Bart D. Ehrman has made a cottage industry out of writing relatively brief, accessible books about early Christian history such as How Jesus Became God and Misquoting Jesus. The Triumph of Christianity: How a Forbidden Religion Swept the World is trademark Ehrman: clear prose and digestible chapters in support of Ehrman's opinionated interpretations of Christian history. The Triumph of Christianity examines Christianity's remarkable success in converting the better part of the Roman world in only a few centuries.

Ehrman takes pains to point out that, title notwithstanding, his book is not meant to be a triumphalist narrative. He never claims that Christianity succeeded because of its inherent superiority to pagan religions, nor suggests that Western culture is better off due to Christian success. Instead, he attempts to explain how a small Jewish sect under intermittent persecution by Roman authorities managed to overthrow centuries of pagan tradition. In doing so, he reminds us of the incredible variety of pagan religions, encompassing a diverse set of cultic practices honoring a multitude of gods.

One reason for Christianity's success was its exclusivity. Pagan religions did not demand that worshippers of certain gods turn away from others. Ehrman does point to pagan practitioners of henotheism, which lets worshippers focus on a single god without denying the existence of other deities. He suggests that henotheism may have prepared the ground for some Christian converts to recognize one all-powerful God, including, possibly, Emperor Constantine. More importantly, when pagans converted to Christianity, they renounced all other gods. A convert necessarily became an apostate to all of paganism, so that more Christians meant fewer pagans.

Ehrman also writes at length about Christianity as a missionary religion. While pagans had a precedent for monotheism in their Jewish neighbors, "we don't know of any missionary religions in the pagan world." The evangelizing mission of the Christian church was thus "unparalleled and unprecedented." Ehrman does not underplay the importance of such a development, but he does counter the narrative provided by the Book of Acts in the New Testament, which references mass conversions of pagans. He instead argues that conversion was more likely to take place on an individual level, with newly converted Christians telling their pagan friends the Good News. They would also convert the rest of their household, but Ehrman provides reasons to be wary of the official Christian account.

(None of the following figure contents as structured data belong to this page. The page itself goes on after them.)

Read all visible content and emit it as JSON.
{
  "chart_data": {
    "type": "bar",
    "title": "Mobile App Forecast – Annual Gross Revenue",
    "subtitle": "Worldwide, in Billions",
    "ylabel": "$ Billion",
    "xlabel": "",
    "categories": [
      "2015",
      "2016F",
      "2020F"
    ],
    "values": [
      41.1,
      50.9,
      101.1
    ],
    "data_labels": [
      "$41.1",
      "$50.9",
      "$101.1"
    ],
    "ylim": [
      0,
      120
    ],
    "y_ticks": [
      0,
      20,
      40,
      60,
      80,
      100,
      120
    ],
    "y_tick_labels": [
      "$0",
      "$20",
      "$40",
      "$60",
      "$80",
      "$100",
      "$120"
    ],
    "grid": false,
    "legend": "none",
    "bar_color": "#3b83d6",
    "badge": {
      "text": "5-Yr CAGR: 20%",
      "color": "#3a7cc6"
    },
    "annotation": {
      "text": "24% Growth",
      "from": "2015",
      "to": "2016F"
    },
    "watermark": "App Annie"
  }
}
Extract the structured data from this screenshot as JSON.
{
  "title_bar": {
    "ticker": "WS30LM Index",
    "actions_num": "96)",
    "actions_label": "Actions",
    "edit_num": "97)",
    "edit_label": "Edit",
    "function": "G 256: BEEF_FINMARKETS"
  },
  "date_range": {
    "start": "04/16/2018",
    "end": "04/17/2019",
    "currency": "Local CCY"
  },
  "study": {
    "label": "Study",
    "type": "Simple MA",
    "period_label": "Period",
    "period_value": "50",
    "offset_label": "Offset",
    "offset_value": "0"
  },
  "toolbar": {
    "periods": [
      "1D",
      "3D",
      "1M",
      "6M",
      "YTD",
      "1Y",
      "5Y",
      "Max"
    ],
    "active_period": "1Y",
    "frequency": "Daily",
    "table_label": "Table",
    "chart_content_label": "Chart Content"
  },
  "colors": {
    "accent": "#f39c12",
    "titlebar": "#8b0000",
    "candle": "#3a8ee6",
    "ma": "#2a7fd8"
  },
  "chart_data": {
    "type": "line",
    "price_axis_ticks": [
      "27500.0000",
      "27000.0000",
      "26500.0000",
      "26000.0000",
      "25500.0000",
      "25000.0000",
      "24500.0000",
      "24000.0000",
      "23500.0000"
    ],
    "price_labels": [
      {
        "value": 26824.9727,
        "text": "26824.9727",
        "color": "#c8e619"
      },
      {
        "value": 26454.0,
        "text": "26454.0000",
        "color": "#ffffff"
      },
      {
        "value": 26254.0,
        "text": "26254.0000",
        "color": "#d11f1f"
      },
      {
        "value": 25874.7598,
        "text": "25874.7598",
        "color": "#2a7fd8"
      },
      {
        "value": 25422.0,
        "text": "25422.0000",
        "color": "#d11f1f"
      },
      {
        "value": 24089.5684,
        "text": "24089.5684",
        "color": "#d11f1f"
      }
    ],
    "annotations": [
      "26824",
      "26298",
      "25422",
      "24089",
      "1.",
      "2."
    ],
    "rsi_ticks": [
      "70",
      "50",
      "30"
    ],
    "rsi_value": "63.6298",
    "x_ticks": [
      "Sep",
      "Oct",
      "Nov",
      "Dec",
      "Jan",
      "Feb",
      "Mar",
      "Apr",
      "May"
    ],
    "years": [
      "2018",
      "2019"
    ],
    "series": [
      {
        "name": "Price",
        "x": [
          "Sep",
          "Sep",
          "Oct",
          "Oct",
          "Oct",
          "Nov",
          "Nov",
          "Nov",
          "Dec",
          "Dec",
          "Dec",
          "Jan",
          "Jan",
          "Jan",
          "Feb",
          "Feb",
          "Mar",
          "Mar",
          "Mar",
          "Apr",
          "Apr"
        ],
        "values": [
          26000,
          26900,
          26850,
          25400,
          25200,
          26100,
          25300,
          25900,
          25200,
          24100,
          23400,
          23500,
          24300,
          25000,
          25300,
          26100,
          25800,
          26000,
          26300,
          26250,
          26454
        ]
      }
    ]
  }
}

These are only a few of the explanations for Christianity's success that Ehrman examines. He offers a survey of many centuries of scholarship on the subject, writing about the merits of certain explanations while rejecting others. What emerges in his account is a measured, grounded, but no less astounding tale of a persecuted religion that swept the ancient world with shocking rapidity. And as it spread, "it destroyed the other religions in its wake, religions that had been practiced for millennia and that were simply assumed, everywhere and by everyone, to be good and true." Readers are left to judge the benefits and drawbacks of Christianity's triumph for themselves. --Hank Stephenson, bookseller, Flyleaf Books

Shelf Talker: The Triumph of Christianity examines the religion's rapid expansion and eventual dominance of both the Roman Empire and Western culture as a whole.